Fairview Park zoning change rejected

By: Mystic Matthews Email
By: Mystic Matthews Email

SHERMAN, Tex. - A controversial plan to build apartments near Fairview Park is apparently a dead deal, at least for now. Residents spoke out about future development in the area and Planning & Zoning Commissioners handed down a decision.

A room full of neighbors from the Fairview Park residential area showed up to Sherman’s Planning and Zoning meeting on Tuesday night and voiced concerns one by one.

In this case, many believe their voices were heard.

Taylor Street runs through the middle of Fairview Park, and residents like Brady McGuire who live in that area say it’s already crowded enough. “I live within 3 blocks of the proposed development, and my major concern is we already have too many apartments in the area."

Along Taylor Street are several apartment complexes, Fairview School and Girls, Inc., so the proposed new zoning request to add a multi-family housing complex is not something neighbors were happy to see.

And crowding, they say, isn't the only issue. McGuire says, "Related to that are extra traffic and the addition flooding with more land under concrete."

Tuesday, the Planning and Zoning Commission had the issue on their agenda and dozens of people turned out to protest it.

Jarrod Anderson, whose family owns those 32 acres in question, says neighbors were given mis-leading information. “Absolutely. Extremely misled. One of their biggest arguments is the flooding. There's a flood plane in our land, but this apartment is only going on 8 acres of the 32 that we own."

Anderson says the developer wanted the issue tabled because he wasn't ready to present his plan, “We wanted to table the motion because there were other issues that need to be addressed."

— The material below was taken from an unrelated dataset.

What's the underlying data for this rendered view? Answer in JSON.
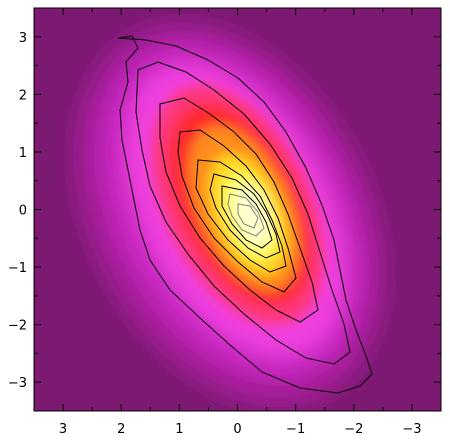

But the issue was not tabled. Instead the Planning and Zoning Commission voted to reject the zone change, not allowing a complex to be built.

Most residents are happy with the vote, but know this may not be the end. McGuire says, "I believe we are done until they reapply with changes in the request."

But Anderson says it’s not what he was hoping for. "I don't feel it is right."

Anderson says they plan on appealing the decision. He doesn't know the specifics of the developer's plan and wishes he were able to have been at the meeting to speak and dispel what he calls "wrong information."